19/9/23 Prices
Domestic wheat prices in Russia continue to fall. This is mostly due to ample production, recent estimates have the Russian crop now around 91mt as opposed to the latest USDA estimate of just 85mt. The other problem is logistics, exports are expected to top out at 49mt. Port capability is now the major bottleneck in getting Russian wheat ending stocks lower. This has lead some analyst to suggest Black Sea values are probably about as low as they expect them to go in the short term. Some expect lower domestic prices leading to higher margins for traders out of the Black Sea.

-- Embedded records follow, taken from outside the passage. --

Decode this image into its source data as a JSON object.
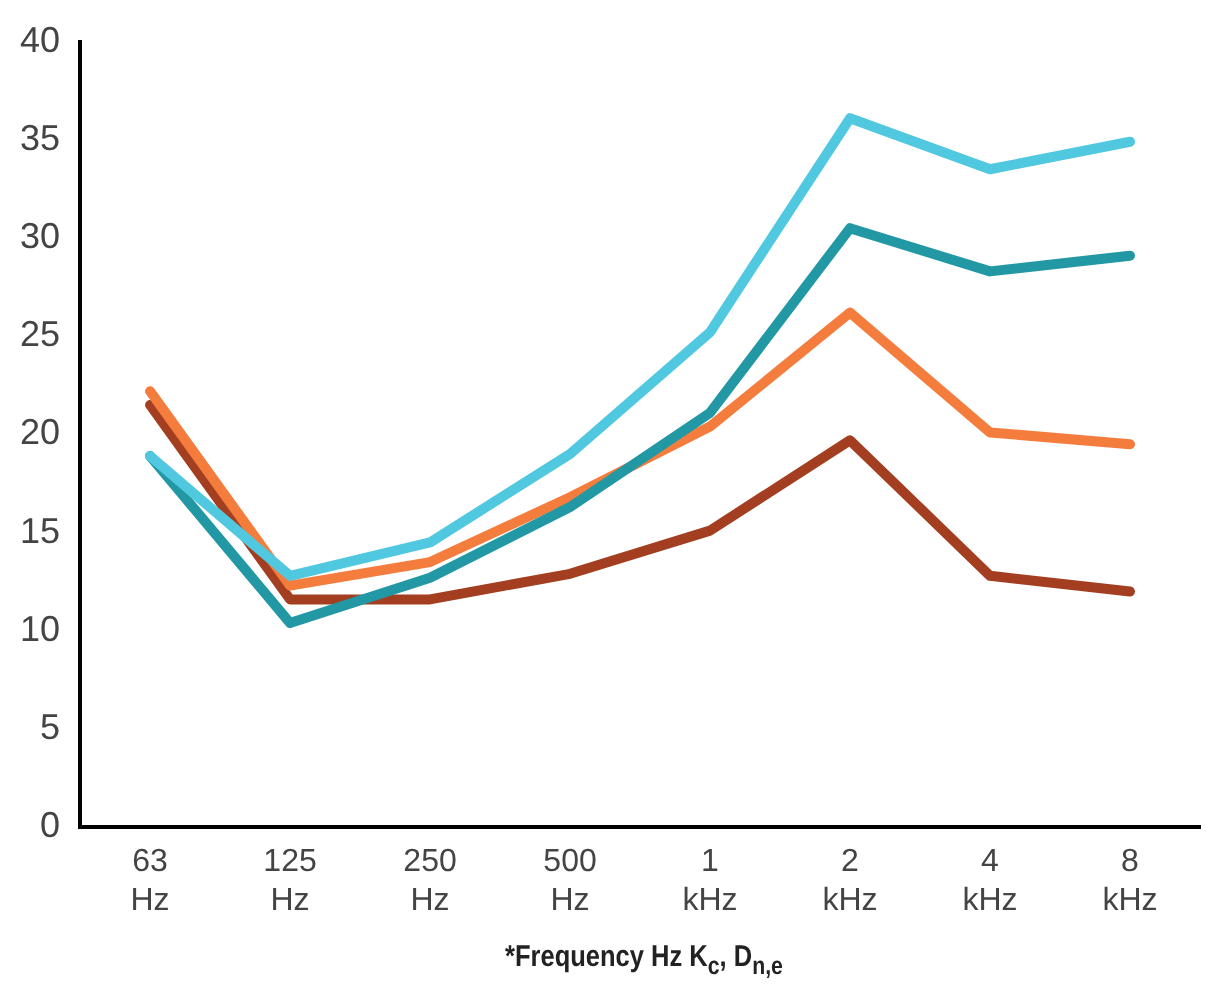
{
  "chart_data": {
    "type": "line",
    "xlabel": "*Frequency Hz K$_{c}$, D$_{n,e}$",
    "categories": [
      "63 Hz",
      "125 Hz",
      "250 Hz",
      "500 Hz",
      "1 kHz",
      "2 kHz",
      "4 kHz",
      "8 kHz"
    ],
    "series": [
      {
        "color": "#4fc8e0",
        "values": [
          18.9,
          12.8,
          14.5,
          19.0,
          25.2,
          36.1,
          33.5,
          34.9
        ]
      },
      {
        "color": "#2198a4",
        "values": [
          18.9,
          10.4,
          12.7,
          16.3,
          21.1,
          30.5,
          28.3,
          29.1
        ]
      },
      {
        "color": "#f47d3e",
        "values": [
          22.2,
          12.3,
          13.5,
          16.8,
          20.4,
          26.2,
          20.1,
          19.5
        ]
      },
      {
        "color": "#a33e20",
        "values": [
          21.5,
          11.6,
          11.6,
          12.9,
          15.1,
          19.7,
          12.8,
          12.0
        ]
      }
    ],
    "ylim": [
      0,
      40
    ],
    "yticks": [
      0,
      5,
      10,
      15,
      20,
      25,
      30,
      35,
      40
    ],
    "grid": false,
    "legend": false,
    "marker": "none",
    "line_style": "solid"
  }
}
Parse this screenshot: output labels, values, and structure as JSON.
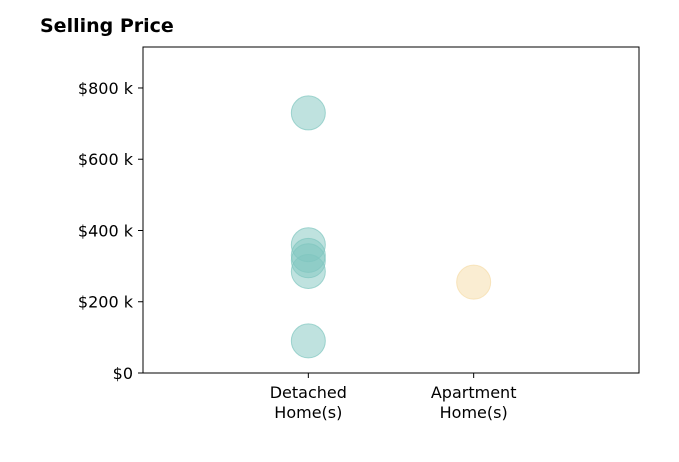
{
  "chart_data": {
    "type": "scatter",
    "title": "Selling Price",
    "xlabel": "",
    "ylabel": "",
    "categories": [
      [
        "Detached",
        "Home(s)"
      ],
      [
        "Apartment",
        "Home(s)"
      ]
    ],
    "xlim": [
      0,
      3
    ],
    "y_ticks": [
      {
        "value": 0,
        "label": "$0"
      },
      {
        "value": 200000,
        "label": "$200 k"
      },
      {
        "value": 400000,
        "label": "$400 k"
      },
      {
        "value": 600000,
        "label": "$600 k"
      },
      {
        "value": 800000,
        "label": "$800 k"
      }
    ],
    "ylim": [
      0,
      915000
    ],
    "grid": false,
    "series": [
      {
        "category_index": 0,
        "color": "#7fc6bf",
        "values": [
          730000,
          360000,
          330000,
          315000,
          285000,
          90000
        ]
      },
      {
        "category_index": 1,
        "color": "#f5dca6",
        "values": [
          255000
        ]
      }
    ]
  }
}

Comparing Russian milling wheat to Australian milling wheat off the east coast into the Asian market, it is very apparent that east coast Aussie wheat is now some AUD$75 above the Black Sea alternative. When compared to other major exporters (bar Ukraine) this is not necessarily the case but is starting to be much more common. For instance HRWW out of the US Pacific Northwest is now closer to AUD$45 cheaper when using Asia as a consumer base. Other major exporters like France, Argentina, the USA and Canadian spring wheat’s, are all much closer in value than one would imagine given the current weather conditions on the east coast of Australia.
The severity of the drought across NNSW and SQLD has probably been overshadowed somewhat by the stellar season experienced, up until recent frosts, across the south and west of the continent. For example there are parts of the Liverpool Plains that have seen just 200mm of rain this year, this is comparable to the 1-100 year drought experienced a couple of years ago.
International canola and rapeseed futures were sharply lower in overnight trade. The oilseed market was lower, lead down by a fall in Chicago beans. Every rally now facing a headwind from the huge S.American supplies of soybeans. Harvest pressure is playing a role in the US, beans now 5% harvested.